If you’re planning a wine-tour soon, make sure you put this one on your list. Penfolds Grange is one of the oldest wines of Australia and it is rightly known as ‘’first growth’’ of Australia. It is made from Shiraz grape and Cabernet Sauvignon. Its full name is Penfolds Grange Hermitage. The term Hermitage defines the main ingredient of the wine, i.e. Shiraz grape. Penfolds is owned by the Treasury Wine Estates.
In 1980s, Penfolds, along with a number of other wineries, were purchased by Tooth & Co. In 1990, AdSteam sold all its wineries to SA Brewing Holdings. The SA Brewing Holdings then formed ‘The Penfolds Wines Group’, joining all its wineries. In 1994, SA Brewing Holdings was divided into 3 companies, one of which was Southcorp Wines. The ownership of Penfolds Grange was then transferred to the Foster’s Group. In 2011, Penfolds was transferred to Treasury Wine Estates, which was an independent company according to the Australian Securities Exchange.
The first Penfolds Grange was made by Penfolds winemaker Max Schubert, who was experimenting with wine when he came up with this amazing wine. It was in 1951 that Max Schubert made one of the finest wines till date. Max had travelled across the Europe and being a winemaker, he had witnessed some of the finest techniques involved in wine production. Upon his return, Max utilized these newly-learnt winemaking techniques that he had learnt in Europe. He implemented these techniques in an attempt to make one of the finest wines of that time that could compete the famous Bordeaux wines. It was his constant efforts and attempts that made him successful in the end.
After the Penfolds Grange wine was introduced, it was ruling the vineyards. Max Schubert continued to produce this high-quality wine. However, the management of Penfolds forbade Max Schubert from producing any more wine, due to the negative review. But, Max Schubert could not be stopped. He continued to produce wine and in 1960 when he was hired back, it was known that he never left producing wine. The vintages aged while the time came when Schubert was hired again. After he was instructed to resume wine production, he did so and technically, did not miss a single vintage at all.
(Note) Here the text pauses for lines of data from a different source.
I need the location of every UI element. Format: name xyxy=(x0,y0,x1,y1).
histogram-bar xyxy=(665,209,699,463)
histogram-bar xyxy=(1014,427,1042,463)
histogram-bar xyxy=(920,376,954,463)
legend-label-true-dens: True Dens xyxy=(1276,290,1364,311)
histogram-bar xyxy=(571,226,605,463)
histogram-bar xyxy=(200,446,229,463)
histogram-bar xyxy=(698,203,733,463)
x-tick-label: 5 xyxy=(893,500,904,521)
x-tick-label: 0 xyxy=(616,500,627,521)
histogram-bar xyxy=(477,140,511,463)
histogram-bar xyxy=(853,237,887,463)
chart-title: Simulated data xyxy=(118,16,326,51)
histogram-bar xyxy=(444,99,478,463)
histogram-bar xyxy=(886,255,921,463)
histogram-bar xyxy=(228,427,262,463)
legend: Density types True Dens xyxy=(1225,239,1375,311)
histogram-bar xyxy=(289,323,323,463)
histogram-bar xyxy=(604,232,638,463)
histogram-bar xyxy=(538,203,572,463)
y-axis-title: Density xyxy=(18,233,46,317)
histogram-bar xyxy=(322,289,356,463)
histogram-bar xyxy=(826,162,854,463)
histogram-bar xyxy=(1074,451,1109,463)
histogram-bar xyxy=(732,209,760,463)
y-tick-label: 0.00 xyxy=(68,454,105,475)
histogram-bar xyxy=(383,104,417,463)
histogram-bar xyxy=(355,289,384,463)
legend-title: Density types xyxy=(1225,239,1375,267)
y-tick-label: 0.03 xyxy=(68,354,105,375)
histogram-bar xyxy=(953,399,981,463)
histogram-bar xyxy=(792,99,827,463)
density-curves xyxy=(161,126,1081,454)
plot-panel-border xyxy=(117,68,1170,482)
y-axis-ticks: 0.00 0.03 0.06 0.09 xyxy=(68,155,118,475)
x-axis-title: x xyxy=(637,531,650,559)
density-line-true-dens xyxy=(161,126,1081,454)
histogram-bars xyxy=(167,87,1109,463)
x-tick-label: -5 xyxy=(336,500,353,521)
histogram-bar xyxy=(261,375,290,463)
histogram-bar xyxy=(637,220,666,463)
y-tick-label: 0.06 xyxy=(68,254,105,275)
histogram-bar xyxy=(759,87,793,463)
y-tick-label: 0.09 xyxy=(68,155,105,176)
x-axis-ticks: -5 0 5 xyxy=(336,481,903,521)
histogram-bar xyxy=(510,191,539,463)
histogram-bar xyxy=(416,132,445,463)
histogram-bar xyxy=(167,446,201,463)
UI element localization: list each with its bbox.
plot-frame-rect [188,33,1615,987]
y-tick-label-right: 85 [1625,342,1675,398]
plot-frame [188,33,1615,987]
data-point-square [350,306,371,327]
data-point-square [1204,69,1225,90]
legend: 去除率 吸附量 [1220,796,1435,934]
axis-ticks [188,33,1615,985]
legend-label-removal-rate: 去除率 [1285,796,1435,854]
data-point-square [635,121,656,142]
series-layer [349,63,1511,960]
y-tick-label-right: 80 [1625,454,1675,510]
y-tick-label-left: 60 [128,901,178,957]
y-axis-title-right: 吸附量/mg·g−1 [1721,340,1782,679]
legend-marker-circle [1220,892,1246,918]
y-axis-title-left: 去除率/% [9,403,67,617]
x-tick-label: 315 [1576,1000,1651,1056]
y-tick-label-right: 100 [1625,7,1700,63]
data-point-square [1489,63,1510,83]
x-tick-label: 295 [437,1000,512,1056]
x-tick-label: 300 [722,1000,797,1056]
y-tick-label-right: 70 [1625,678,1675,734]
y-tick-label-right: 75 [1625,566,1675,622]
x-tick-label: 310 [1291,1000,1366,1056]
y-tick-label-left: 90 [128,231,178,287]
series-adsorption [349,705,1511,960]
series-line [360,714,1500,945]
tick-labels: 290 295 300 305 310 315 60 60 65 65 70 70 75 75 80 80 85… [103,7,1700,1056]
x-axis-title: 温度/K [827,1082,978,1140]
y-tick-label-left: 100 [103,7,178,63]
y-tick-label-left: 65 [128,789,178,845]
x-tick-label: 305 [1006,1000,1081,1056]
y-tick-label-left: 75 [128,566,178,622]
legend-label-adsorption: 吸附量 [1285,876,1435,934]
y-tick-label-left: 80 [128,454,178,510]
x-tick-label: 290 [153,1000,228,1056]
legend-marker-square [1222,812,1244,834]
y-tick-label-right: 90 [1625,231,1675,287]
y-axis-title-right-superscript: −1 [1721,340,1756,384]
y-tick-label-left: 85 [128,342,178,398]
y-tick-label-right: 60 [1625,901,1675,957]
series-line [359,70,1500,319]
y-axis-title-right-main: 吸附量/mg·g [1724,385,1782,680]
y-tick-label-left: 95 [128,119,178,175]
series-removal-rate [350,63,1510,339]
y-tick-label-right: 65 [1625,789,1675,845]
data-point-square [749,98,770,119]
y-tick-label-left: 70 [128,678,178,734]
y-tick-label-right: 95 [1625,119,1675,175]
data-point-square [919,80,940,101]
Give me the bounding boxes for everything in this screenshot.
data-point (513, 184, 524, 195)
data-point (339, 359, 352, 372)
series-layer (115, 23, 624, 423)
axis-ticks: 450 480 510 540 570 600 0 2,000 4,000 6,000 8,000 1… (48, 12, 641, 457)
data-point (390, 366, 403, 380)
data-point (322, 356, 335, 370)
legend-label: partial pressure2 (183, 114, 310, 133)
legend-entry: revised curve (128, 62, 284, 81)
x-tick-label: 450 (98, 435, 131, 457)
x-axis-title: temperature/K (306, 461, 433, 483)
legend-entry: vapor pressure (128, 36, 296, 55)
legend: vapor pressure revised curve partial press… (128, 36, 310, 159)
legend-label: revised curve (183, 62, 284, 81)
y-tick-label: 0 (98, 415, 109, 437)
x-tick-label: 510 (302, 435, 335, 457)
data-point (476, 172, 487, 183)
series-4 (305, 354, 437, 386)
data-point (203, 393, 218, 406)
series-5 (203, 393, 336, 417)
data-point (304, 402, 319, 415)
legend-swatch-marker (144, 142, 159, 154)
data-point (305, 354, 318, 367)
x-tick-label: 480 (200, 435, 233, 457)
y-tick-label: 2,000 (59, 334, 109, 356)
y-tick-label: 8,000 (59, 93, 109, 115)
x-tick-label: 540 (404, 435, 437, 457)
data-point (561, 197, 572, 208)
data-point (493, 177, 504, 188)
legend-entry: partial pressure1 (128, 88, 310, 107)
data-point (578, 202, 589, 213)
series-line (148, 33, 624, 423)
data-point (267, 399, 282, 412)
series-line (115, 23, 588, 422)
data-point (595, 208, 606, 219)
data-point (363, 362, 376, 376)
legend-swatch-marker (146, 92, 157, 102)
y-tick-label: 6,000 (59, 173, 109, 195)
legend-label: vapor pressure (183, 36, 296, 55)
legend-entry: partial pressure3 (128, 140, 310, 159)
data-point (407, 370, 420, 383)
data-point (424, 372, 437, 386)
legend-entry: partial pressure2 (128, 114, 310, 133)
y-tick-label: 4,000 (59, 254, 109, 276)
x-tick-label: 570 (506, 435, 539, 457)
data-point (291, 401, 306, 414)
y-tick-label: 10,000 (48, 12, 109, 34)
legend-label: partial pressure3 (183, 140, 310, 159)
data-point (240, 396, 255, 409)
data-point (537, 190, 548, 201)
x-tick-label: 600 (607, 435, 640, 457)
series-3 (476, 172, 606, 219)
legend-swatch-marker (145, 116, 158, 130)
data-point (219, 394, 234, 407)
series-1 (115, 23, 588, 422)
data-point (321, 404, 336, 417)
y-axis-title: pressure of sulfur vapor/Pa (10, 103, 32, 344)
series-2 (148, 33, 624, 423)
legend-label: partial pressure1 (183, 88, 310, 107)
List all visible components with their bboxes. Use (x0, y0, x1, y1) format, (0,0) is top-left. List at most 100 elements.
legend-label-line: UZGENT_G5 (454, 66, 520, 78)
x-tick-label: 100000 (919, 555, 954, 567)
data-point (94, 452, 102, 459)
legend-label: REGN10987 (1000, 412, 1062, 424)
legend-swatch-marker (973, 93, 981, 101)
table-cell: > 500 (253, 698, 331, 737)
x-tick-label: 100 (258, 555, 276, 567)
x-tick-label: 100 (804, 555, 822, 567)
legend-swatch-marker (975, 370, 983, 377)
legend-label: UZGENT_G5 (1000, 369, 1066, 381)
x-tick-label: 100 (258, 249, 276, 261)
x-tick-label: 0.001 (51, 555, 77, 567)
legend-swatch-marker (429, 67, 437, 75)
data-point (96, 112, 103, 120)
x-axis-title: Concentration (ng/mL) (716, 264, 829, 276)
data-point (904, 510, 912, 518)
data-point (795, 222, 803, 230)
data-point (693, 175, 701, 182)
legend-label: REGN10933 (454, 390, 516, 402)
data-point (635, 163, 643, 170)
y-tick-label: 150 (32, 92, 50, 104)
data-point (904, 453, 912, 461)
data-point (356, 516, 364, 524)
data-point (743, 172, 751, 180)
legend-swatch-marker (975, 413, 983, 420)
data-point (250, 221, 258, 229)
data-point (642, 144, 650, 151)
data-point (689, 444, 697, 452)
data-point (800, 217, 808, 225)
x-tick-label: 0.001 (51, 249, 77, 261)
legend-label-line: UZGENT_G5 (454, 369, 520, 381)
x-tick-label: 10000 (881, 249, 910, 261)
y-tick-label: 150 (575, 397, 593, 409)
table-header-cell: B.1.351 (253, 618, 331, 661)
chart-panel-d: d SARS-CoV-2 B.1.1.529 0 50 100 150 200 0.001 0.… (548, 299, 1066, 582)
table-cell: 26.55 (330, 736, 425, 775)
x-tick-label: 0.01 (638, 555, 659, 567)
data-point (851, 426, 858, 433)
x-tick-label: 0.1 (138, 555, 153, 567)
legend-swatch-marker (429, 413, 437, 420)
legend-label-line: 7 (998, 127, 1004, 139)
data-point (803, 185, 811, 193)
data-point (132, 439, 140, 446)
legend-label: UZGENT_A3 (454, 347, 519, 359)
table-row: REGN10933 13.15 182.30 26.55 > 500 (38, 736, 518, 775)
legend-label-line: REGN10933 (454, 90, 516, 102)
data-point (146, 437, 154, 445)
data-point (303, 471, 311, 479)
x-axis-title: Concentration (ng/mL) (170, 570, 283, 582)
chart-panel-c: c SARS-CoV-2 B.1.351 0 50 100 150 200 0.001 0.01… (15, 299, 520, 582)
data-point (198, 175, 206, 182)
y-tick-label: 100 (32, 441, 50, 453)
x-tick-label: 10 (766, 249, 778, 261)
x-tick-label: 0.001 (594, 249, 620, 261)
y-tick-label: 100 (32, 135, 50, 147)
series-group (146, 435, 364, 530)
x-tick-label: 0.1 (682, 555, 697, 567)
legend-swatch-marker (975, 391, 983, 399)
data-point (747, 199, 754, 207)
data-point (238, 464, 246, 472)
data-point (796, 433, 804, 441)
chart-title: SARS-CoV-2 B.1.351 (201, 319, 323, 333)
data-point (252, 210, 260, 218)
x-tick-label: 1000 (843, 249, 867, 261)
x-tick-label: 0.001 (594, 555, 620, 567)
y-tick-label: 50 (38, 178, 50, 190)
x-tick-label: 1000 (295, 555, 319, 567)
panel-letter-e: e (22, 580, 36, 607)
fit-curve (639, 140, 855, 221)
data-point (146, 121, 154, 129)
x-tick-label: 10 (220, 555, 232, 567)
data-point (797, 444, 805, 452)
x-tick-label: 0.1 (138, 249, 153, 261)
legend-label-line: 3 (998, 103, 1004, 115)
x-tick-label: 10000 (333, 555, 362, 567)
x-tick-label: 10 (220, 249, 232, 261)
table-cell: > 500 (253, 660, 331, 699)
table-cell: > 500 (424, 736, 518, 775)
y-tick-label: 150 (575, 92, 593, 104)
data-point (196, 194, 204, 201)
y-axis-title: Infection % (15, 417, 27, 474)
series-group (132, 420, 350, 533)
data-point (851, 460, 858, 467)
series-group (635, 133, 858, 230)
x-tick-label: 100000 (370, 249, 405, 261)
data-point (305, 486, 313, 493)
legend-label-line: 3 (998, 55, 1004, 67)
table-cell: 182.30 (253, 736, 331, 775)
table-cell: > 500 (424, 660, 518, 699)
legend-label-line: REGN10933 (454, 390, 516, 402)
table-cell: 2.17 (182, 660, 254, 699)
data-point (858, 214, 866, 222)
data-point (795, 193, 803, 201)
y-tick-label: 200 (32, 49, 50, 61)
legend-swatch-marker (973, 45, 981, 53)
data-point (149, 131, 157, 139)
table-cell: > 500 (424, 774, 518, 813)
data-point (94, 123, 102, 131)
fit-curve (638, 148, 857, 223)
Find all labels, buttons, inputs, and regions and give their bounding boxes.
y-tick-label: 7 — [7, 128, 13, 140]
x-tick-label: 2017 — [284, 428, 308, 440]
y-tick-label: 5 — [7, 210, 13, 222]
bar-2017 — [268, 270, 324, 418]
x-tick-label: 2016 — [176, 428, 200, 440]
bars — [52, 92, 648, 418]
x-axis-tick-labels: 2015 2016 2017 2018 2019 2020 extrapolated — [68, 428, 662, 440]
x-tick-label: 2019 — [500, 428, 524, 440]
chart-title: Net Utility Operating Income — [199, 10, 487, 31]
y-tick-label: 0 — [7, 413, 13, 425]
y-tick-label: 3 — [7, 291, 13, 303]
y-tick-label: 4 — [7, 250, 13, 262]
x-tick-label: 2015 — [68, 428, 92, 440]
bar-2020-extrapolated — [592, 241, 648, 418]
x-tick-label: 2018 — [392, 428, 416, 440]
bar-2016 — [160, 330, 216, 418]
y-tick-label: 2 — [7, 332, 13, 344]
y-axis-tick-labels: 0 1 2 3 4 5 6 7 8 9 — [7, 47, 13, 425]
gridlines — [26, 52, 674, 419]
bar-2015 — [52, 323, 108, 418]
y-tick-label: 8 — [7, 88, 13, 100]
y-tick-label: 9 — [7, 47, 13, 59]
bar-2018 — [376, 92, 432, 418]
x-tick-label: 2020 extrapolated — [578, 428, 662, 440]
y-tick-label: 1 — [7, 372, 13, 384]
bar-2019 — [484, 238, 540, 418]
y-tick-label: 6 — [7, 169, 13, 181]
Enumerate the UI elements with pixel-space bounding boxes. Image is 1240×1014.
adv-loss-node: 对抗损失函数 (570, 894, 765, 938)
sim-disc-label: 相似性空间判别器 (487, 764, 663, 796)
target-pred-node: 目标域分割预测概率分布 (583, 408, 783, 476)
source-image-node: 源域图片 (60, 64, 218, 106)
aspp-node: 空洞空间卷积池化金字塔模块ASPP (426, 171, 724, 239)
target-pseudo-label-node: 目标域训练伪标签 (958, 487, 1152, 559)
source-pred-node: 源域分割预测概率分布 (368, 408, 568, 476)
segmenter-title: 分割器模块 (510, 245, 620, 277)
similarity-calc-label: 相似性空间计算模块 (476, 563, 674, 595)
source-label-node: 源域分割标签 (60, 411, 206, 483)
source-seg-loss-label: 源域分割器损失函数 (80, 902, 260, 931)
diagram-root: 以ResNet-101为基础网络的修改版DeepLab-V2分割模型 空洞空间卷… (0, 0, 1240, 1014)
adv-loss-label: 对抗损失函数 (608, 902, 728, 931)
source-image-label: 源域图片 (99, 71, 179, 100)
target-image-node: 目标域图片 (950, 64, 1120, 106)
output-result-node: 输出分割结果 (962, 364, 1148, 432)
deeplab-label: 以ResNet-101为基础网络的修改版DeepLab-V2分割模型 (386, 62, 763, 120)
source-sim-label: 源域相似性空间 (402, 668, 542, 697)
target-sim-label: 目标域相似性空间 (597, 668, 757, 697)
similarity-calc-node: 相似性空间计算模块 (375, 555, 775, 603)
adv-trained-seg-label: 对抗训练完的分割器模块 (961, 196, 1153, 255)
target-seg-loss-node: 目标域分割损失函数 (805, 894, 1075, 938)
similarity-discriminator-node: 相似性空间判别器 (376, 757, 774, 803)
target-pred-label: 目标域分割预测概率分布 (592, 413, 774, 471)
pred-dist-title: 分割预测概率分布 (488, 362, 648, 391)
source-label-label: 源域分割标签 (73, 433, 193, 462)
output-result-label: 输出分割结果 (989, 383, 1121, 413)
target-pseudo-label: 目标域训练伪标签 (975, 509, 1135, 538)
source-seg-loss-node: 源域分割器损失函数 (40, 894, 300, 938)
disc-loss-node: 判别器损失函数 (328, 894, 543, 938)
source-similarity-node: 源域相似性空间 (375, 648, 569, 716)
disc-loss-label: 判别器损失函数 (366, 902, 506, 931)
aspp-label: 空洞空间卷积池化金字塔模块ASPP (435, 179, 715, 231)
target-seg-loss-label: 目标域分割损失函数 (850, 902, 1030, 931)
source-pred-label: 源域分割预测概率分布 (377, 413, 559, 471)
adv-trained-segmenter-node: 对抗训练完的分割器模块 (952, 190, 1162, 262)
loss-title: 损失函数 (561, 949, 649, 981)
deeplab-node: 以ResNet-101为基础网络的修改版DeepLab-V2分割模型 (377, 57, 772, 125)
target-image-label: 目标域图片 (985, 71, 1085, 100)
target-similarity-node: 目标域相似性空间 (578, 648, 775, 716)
By 1980s, the true value of Penfolds Grange wine was known and it was considered to be a collector’s item. The first vintage bottles back from 1951, are still available and held by the collectors. One vintage was sold a whopping $50000 at an auction in 2004. Collections of Grange have been sold in auctions for over $294000. Grange is known to be one of the most brilliant wines of all times and it has been listed as ‘’Exceptional” in the Langton’s Classification of Australian.
How it’s produced
The production of Grange is different from the conventional wines that can be produced from a single plot or a block of vineyard. Grange requires a vast area for its production. The composition of wine also changes from year to year, unlike other expensive wines. However, the experts know how to maintain the same quality that the purchasers demand from this quality online wine Australia. Like the composition, the quantity of vintage produced every year also varies and it is not according to the demand in customers.